Phi-2 Orange Overview
Phi-2 Orange is a 3 billion parameter language model developed by rhysjones, built upon Microsoft's Phi-2 architecture. It undergoes a two-step fine-tuning process to enhance its capabilities. The initial fine-tune leverages a diverse collection of datasets including Open-Orca/SlimOrca-Dedup, migtissera/Synthia-v1.3, and several others focused on reasoning and instruction following. This is followed by a DPO (Direct Preference Optimization) fine-tune using datasets like Intel/orca_dpo_pairs and argilla/ultrafeedback-binarized-preferences-cleaned.

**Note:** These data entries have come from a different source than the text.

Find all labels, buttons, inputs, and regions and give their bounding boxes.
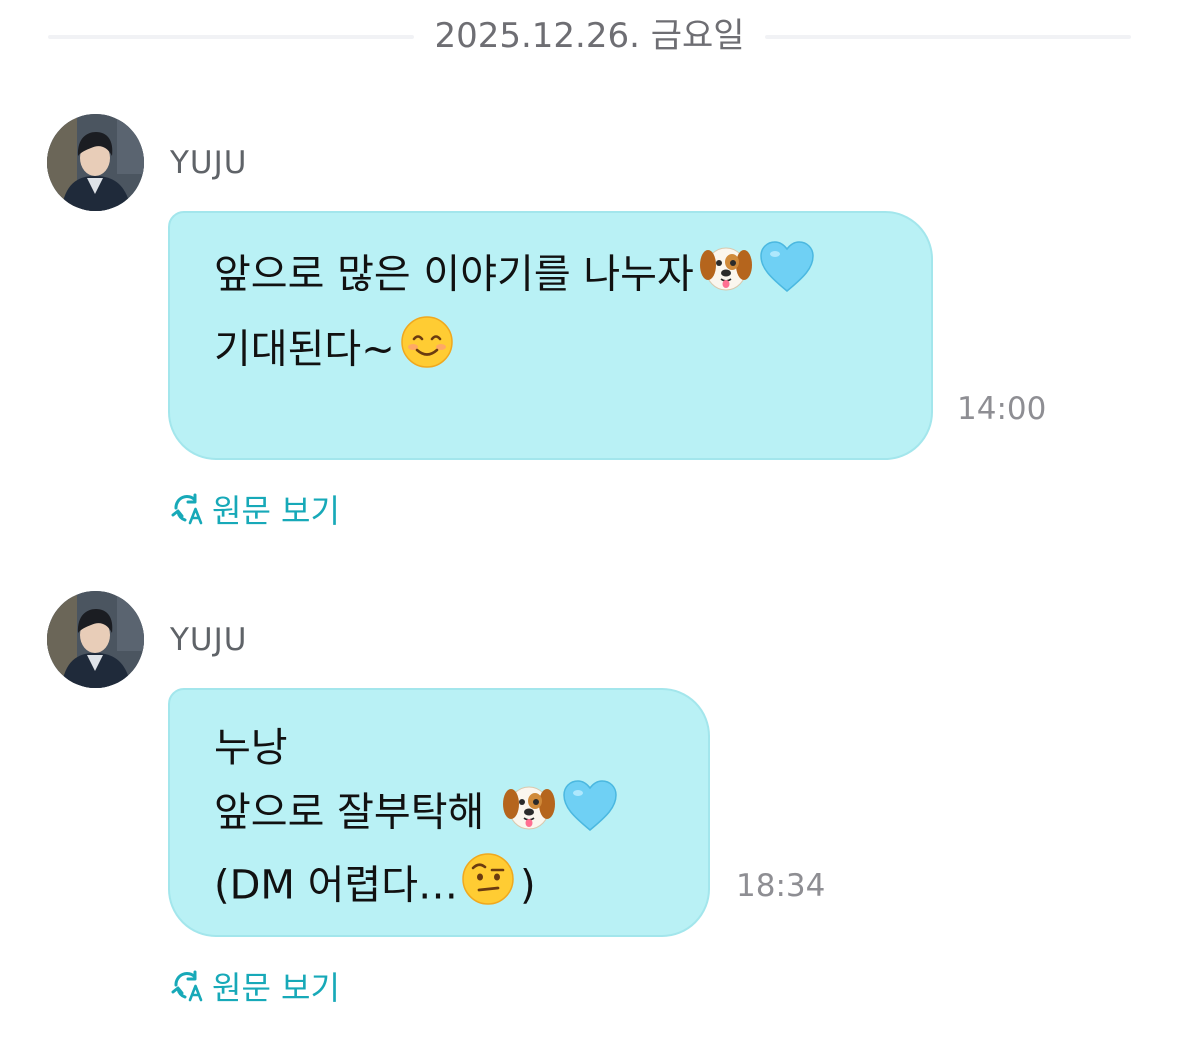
sender-name: YUJU	[170, 622, 248, 658]
avatar-photo	[47, 114, 144, 211]
translate-icon	[170, 493, 204, 525]
avatar[interactable]	[47, 591, 144, 688]
translate-icon	[170, 970, 204, 1002]
message-time: 14:00	[957, 391, 1047, 427]
message-bubble[interactable]: 앞으로 많은 이야기를 나누자 기대된다~	[168, 211, 933, 460]
message-time: 18:34	[736, 868, 826, 904]
face-with-raised-eyebrow-icon	[460, 851, 516, 924]
message-line: 누낭	[214, 718, 668, 778]
date-divider: 2025.12.26. 금요일	[48, 8, 1131, 64]
view-original-label: 원문 보기	[212, 492, 340, 530]
view-original-link[interactable]: 원문 보기	[170, 964, 340, 1008]
message-line: (DM 어렵다… )	[214, 851, 668, 924]
date-label: 2025.12.26. 금요일	[434, 16, 745, 56]
light-blue-heart-icon	[561, 778, 619, 851]
message-text: )	[520, 862, 536, 909]
message-bubble[interactable]: 누낭 앞으로 잘부탁해 (DM 어렵다… )	[168, 688, 710, 937]
message-text: 앞으로 많은 이야기를 나누자	[214, 251, 694, 298]
smiling-face-icon	[399, 314, 455, 389]
message-line: 앞으로 많은 이야기를 나누자	[214, 239, 891, 314]
avatar-photo	[47, 591, 144, 688]
message-text: 기대된다~	[214, 326, 395, 373]
divider-line-left	[48, 35, 414, 39]
message-text: 누낭	[214, 725, 288, 771]
view-original-link[interactable]: 원문 보기	[170, 487, 340, 531]
dog-face-icon	[501, 778, 557, 851]
light-blue-heart-icon	[758, 239, 816, 314]
message-line: 기대된다~	[214, 314, 891, 389]
avatar[interactable]	[47, 114, 144, 211]
view-original-label: 원문 보기	[212, 969, 340, 1007]
dog-face-icon	[698, 239, 754, 314]
sender-name: YUJU	[170, 145, 248, 181]
message-line: 앞으로 잘부탁해	[214, 778, 668, 851]
message-text: 앞으로 잘부탁해	[214, 789, 498, 836]
message-text: (DM 어렵다…	[214, 862, 459, 909]
divider-line-right	[765, 35, 1131, 39]
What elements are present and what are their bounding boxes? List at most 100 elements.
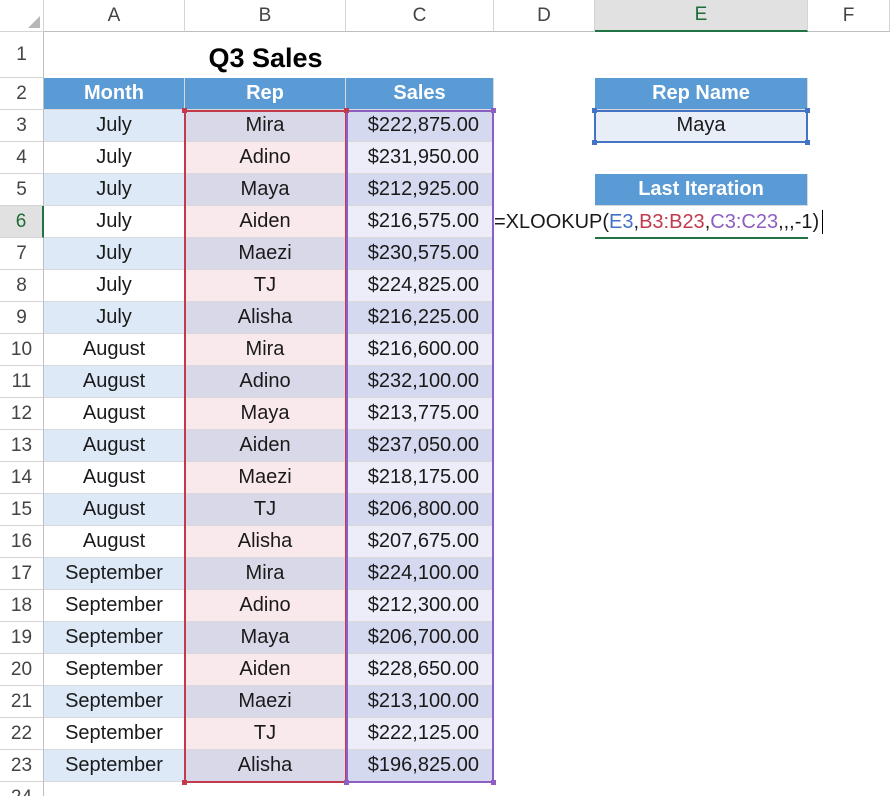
- row-header-8[interactable]: 8: [0, 270, 44, 302]
- row-header-23[interactable]: 23: [0, 750, 44, 782]
- table-cell-sales[interactable]: $228,650.00: [346, 654, 494, 686]
- table-cell-month[interactable]: August: [44, 526, 185, 558]
- select-all-corner[interactable]: [0, 0, 44, 32]
- row-header-3[interactable]: 3: [0, 110, 44, 142]
- table-cell-month[interactable]: August: [44, 494, 185, 526]
- table-cell-sales[interactable]: $206,700.00: [346, 622, 494, 654]
- rep-name-header[interactable]: Rep Name: [595, 78, 808, 110]
- column-header-c[interactable]: C: [346, 0, 494, 32]
- row-header-19[interactable]: 19: [0, 622, 44, 654]
- table-cell-month[interactable]: September: [44, 590, 185, 622]
- lookup-handle-tl[interactable]: [592, 108, 597, 113]
- rep-range-handle-tl[interactable]: [182, 108, 187, 113]
- sales-range-handle-br[interactable]: [491, 780, 496, 785]
- table-cell-month[interactable]: July: [44, 174, 185, 206]
- rep-range-handle-tr[interactable]: [344, 108, 349, 113]
- table-cell-month[interactable]: July: [44, 270, 185, 302]
- table-cell-month[interactable]: August: [44, 366, 185, 398]
- header-sales[interactable]: Sales: [346, 78, 494, 110]
- table-cell-sales[interactable]: $212,300.00: [346, 590, 494, 622]
- table-cell-rep[interactable]: Mira: [185, 110, 346, 142]
- table-cell-rep[interactable]: Alisha: [185, 750, 346, 782]
- table-cell-rep[interactable]: Aiden: [185, 654, 346, 686]
- table-cell-rep[interactable]: Maya: [185, 622, 346, 654]
- row-header-11[interactable]: 11: [0, 366, 44, 398]
- sales-range-handle-tr[interactable]: [491, 108, 496, 113]
- table-cell-sales[interactable]: $224,100.00: [346, 558, 494, 590]
- table-cell-rep[interactable]: Aiden: [185, 430, 346, 462]
- row-header-9[interactable]: 9: [0, 302, 44, 334]
- table-cell-sales[interactable]: $232,100.00: [346, 366, 494, 398]
- table-cell-rep[interactable]: Adino: [185, 366, 346, 398]
- row-header-21[interactable]: 21: [0, 686, 44, 718]
- table-cell-month[interactable]: September: [44, 686, 185, 718]
- table-cell-sales[interactable]: $216,600.00: [346, 334, 494, 366]
- table-cell-rep[interactable]: TJ: [185, 494, 346, 526]
- table-cell-rep[interactable]: Adino: [185, 142, 346, 174]
- table-cell-sales[interactable]: $222,875.00: [346, 110, 494, 142]
- header-rep[interactable]: Rep: [185, 78, 346, 110]
- table-cell-sales[interactable]: $212,925.00: [346, 174, 494, 206]
- formula-edit-cell[interactable]: =XLOOKUP(E3, B3:B23, C3:C23 ,,,-1): [494, 206, 824, 238]
- table-cell-rep[interactable]: Mira: [185, 334, 346, 366]
- table-cell-sales[interactable]: $213,100.00: [346, 686, 494, 718]
- table-cell-month[interactable]: September: [44, 558, 185, 590]
- table-cell-month[interactable]: July: [44, 302, 185, 334]
- table-cell-month[interactable]: July: [44, 206, 185, 238]
- lookup-handle-br[interactable]: [805, 140, 810, 145]
- table-cell-month[interactable]: September: [44, 622, 185, 654]
- table-cell-sales[interactable]: $231,950.00: [346, 142, 494, 174]
- column-header-e[interactable]: E: [595, 0, 808, 32]
- row-header-1[interactable]: 1: [0, 32, 44, 78]
- table-cell-sales[interactable]: $196,825.00: [346, 750, 494, 782]
- row-header-14[interactable]: 14: [0, 462, 44, 494]
- table-cell-month[interactable]: July: [44, 142, 185, 174]
- row-header-22[interactable]: 22: [0, 718, 44, 750]
- last-iteration-header[interactable]: Last Iteration: [595, 174, 808, 206]
- row-header-5[interactable]: 5: [0, 174, 44, 206]
- rep-name-value[interactable]: Maya: [595, 110, 808, 142]
- row-header-7[interactable]: 7: [0, 238, 44, 270]
- table-cell-sales[interactable]: $237,050.00: [346, 430, 494, 462]
- table-cell-sales[interactable]: $213,775.00: [346, 398, 494, 430]
- column-header-f[interactable]: F: [808, 0, 890, 32]
- spreadsheet-grid[interactable]: A B C D E F 1 2 3 4 5 6 7 8 9 10 11 12 13 14 15 16 17 18 1…: [0, 0, 890, 796]
- row-header-20[interactable]: 20: [0, 654, 44, 686]
- table-cell-rep[interactable]: Adino: [185, 590, 346, 622]
- table-cell-rep[interactable]: Aiden: [185, 206, 346, 238]
- table-cell-month[interactable]: July: [44, 110, 185, 142]
- table-cell-sales[interactable]: $230,575.00: [346, 238, 494, 270]
- table-cell-rep[interactable]: Maezi: [185, 686, 346, 718]
- row-header-4[interactable]: 4: [0, 142, 44, 174]
- row-header-6[interactable]: 6: [0, 206, 44, 238]
- table-cell-month[interactable]: July: [44, 238, 185, 270]
- table-cell-rep[interactable]: TJ: [185, 270, 346, 302]
- row-header-15[interactable]: 15: [0, 494, 44, 526]
- table-cell-sales[interactable]: $216,225.00: [346, 302, 494, 334]
- table-cell-rep[interactable]: TJ: [185, 718, 346, 750]
- table-cell-month[interactable]: September: [44, 750, 185, 782]
- row-header-17[interactable]: 17: [0, 558, 44, 590]
- table-cell-sales[interactable]: $218,175.00: [346, 462, 494, 494]
- table-cell-month[interactable]: September: [44, 718, 185, 750]
- lookup-handle-bl[interactable]: [592, 140, 597, 145]
- lookup-handle-tr[interactable]: [805, 108, 810, 113]
- table-cell-rep[interactable]: Alisha: [185, 302, 346, 334]
- table-cell-sales[interactable]: $224,825.00: [346, 270, 494, 302]
- table-cell-month[interactable]: August: [44, 430, 185, 462]
- table-cell-rep[interactable]: Maya: [185, 398, 346, 430]
- sheet-title[interactable]: Q3 Sales: [185, 42, 346, 74]
- table-cell-rep[interactable]: Alisha: [185, 526, 346, 558]
- table-cell-sales[interactable]: $216,575.00: [346, 206, 494, 238]
- table-cell-rep[interactable]: Maezi: [185, 462, 346, 494]
- table-cell-rep[interactable]: Mira: [185, 558, 346, 590]
- table-cell-month[interactable]: August: [44, 334, 185, 366]
- row-header-12[interactable]: 12: [0, 398, 44, 430]
- table-cell-rep[interactable]: Maezi: [185, 238, 346, 270]
- table-cell-sales[interactable]: $207,675.00: [346, 526, 494, 558]
- table-cell-rep[interactable]: Maya: [185, 174, 346, 206]
- table-cell-month[interactable]: August: [44, 398, 185, 430]
- row-header-18[interactable]: 18: [0, 590, 44, 622]
- sales-range-handle-bl[interactable]: [344, 780, 349, 785]
- rep-range-handle-bl[interactable]: [182, 780, 187, 785]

Key Capabilities & Performance
- Enhanced Reasoning: Achieves a score of 33.37 on AGIEval, outperforming the base Phi-2 model.
- General Knowledge: Scores 49.87 on TruthfulQA and 37.3 on Bigbench, indicating strong general understanding.
- Instruction Following: The DPO fine-tuning aims to improve alignment and response quality.
- Compact Size: At 3 billion parameters, it offers a balance of performance and efficiency, suitable for deployment in resource-constrained environments.
Usage & Prompt Format
Phi-2 Orange utilizes the ChatML prompt format, supporting both system instructions and user prompts. It can be run locally using Ollama with a simple ollama run rhysjones/phi-2-orange command. An updated version, rhysjones/phi-2-orange-v2, is also available with higher evaluation scores.